Jeff Knorr doesn't like to keep clients guessing, nor does he want to put his company in a position of being sued by a disgruntled homeowner whose expectations haven't been met. So the president of Flagstaff, Ariz.-based JKC launched a system three years ago to inform clients of a remodeling project's progress using a third party.

In business for 13 years, he says the idea came after his company did some work for a construction/real estate attorney. “We were nervous about working with him,” says Knorr, who set up the risk management tool via an escrow account system that releases payments to his company as project phases are satisfactorily completed. “Fear of litigation combined with our goal of providing top-notch service prompted us to do this.”

The system is used for all out-of-town clients and for in-town customers who are using cash instead of a home improvement loan.

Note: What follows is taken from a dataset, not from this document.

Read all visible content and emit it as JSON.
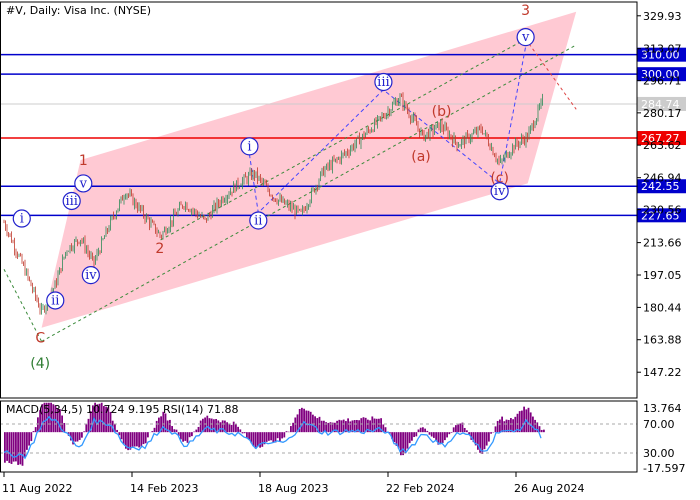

Once the remodel details are nailed down, the project commences and a JKC project manager checks in with the client once a week with an oral update and photos via e-mail (typically of the demolition and rough framing, which Knorr calls “the most visually impressive” stages).

The company hires a home inspector, appraiser, or other qualified third party, and sets up an interest-bearing escrow account from which “draws” are allocated as the project progresses. “When we pull the permit, we ask for the first draw,” Knorr says. Then, upon completion of the masonry and flatwork, for example, a second draw would be requested and released upon approval by the third party.

“The inspector does a visual inspection and turns in his report to the escrow company,” says Knorr, who pays an average of $500 per project for the service, including the escrow work and about five inspections. The escrow company then sends a copy of that report to the homeowner.